The Northern Cross Asterism

Northern Cross
Courtesy: Photo via Flickr user Janne.

The Northern Cross is an astronomical asterism in the northern hemisphere of the celestial sphere, corresponding closely with the constellation Cygnus The Swan. It is much larger than the Southern Cross and consists of the brightest stars in Cygnus, Deneb, Sadr, Gienah, Delta Cygni and Albireo. The ‘head’ of the cross, Deneb, is also part of the Summer Triangle asterism.

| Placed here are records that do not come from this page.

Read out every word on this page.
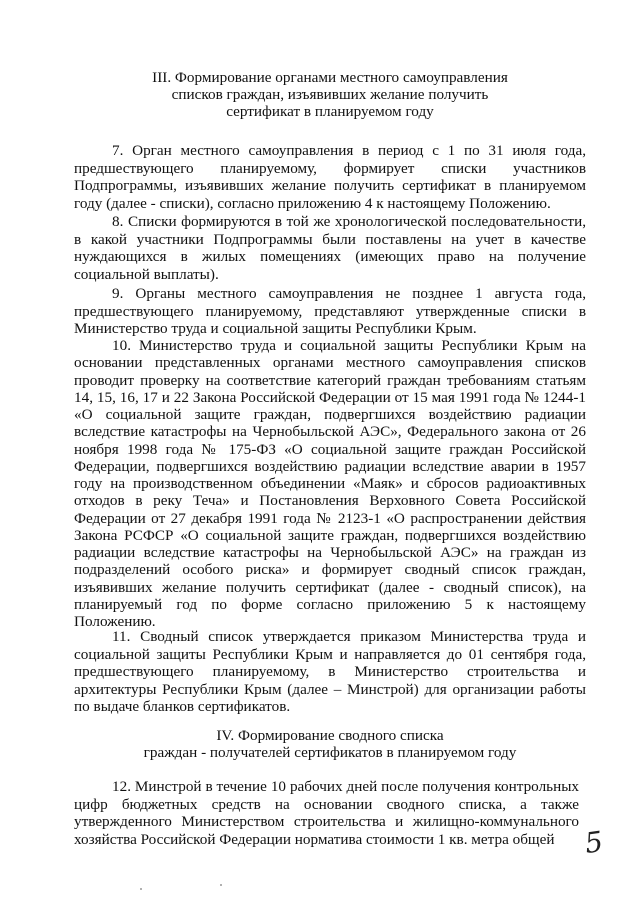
III. Формирование органами местного самоуправления
списков граждан, изъявивших желание получить
сертификат в планируемом году

7. Орган местного самоуправления в период с 1 по 31 июля года, предшествующего планируемому, формирует списки участников Подпрограммы, изъявивших желание получить сертификат в планируемом году (далее - списки), согласно приложению 4 к настоящему Положению.

8. Списки формируются в той же хронологической последовательности, в какой участники Подпрограммы были поставлены на учет в качестве нуждающихся в жилых помещениях (имеющих право на получение социальной выплаты).

9. Органы местного самоуправления не позднее 1 августа года, предшествующего планируемому, представляют утвержденные списки в Министерство труда и социальной защиты Республики Крым.

10. Министерство труда и социальной защиты Республики Крым на основании представленных органами местного самоуправления списков проводит проверку на соответствие категорий граждан требованиям статьям 14, 15, 16, 17 и 22 Закона Российской Федерации от 15 мая 1991 года № 1244-1 «О социальной защите граждан, подвергшихся воздействию радиации вследствие катастрофы на Чернобыльской АЭС», Федерального закона от 26 ноября 1998 года № 175-ФЗ «О социальной защите граждан Российской Федерации, подвергшихся воздействию радиации вследствие аварии в 1957 году на производственном объединении «Маяк» и сбросов радиоактивных отходов в реку Теча» и Постановления Верховного Совета Российской Федерации от 27 декабря 1991 года № 2123-1 «О распространении действия Закона РСФСР «О социальной защите граждан, подвергшихся воздействию радиации вследствие катастрофы на Чернобыльской АЭС» на граждан из подразделений особого риска» и формирует сводный список граждан, изъявивших желание получить сертификат (далее - сводный список), на планируемый год по форме согласно приложению 5 к настоящему Положению.

11. Сводный список утверждается приказом Министерства труда и социальной защиты Республики Крым и направляется до 01 сентября года, предшествующего планируемому, в Министерство строительства и архитектуры Республики Крым (далее – Минстрой) для организации работы по выдаче бланков сертификатов.

IV. Формирование сводного списка
граждан - получателей сертификатов в планируемом году

12. Минстрой в течение 10 рабочих дней после получения контрольных цифр бюджетных средств на основании сводного списка, а также утвержденного Министерством строительства и жилищно-коммунального хозяйства Российской Федерации норматива стоимости 1 кв. метра общей	5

Like the Summer Triangle, the Northern Cross is an indicator of the seasons. Near midnight during summer, the Cross lies virtually overhead at mid-northern latitudes; whereas the Cross can be seen during spring in the early morning to the East. In the autumn the cross is visible in the evening to the West until November. It never dips below the horizon at or above 45° north latitude, just grazing the northern horizon at its lowest point. From the southern hemisphere it appears upside down and low in the sky during the winter months.

In Johann Bayer’s 17th-century star atlas, the Uranometria, it was suggested that Alpha, Beta and Gamma Cygni formed the pole of the Christian Cross, while Delta and Epsilon formed the cross beam. The variable star P Cygni was then considered to be the body of Christ.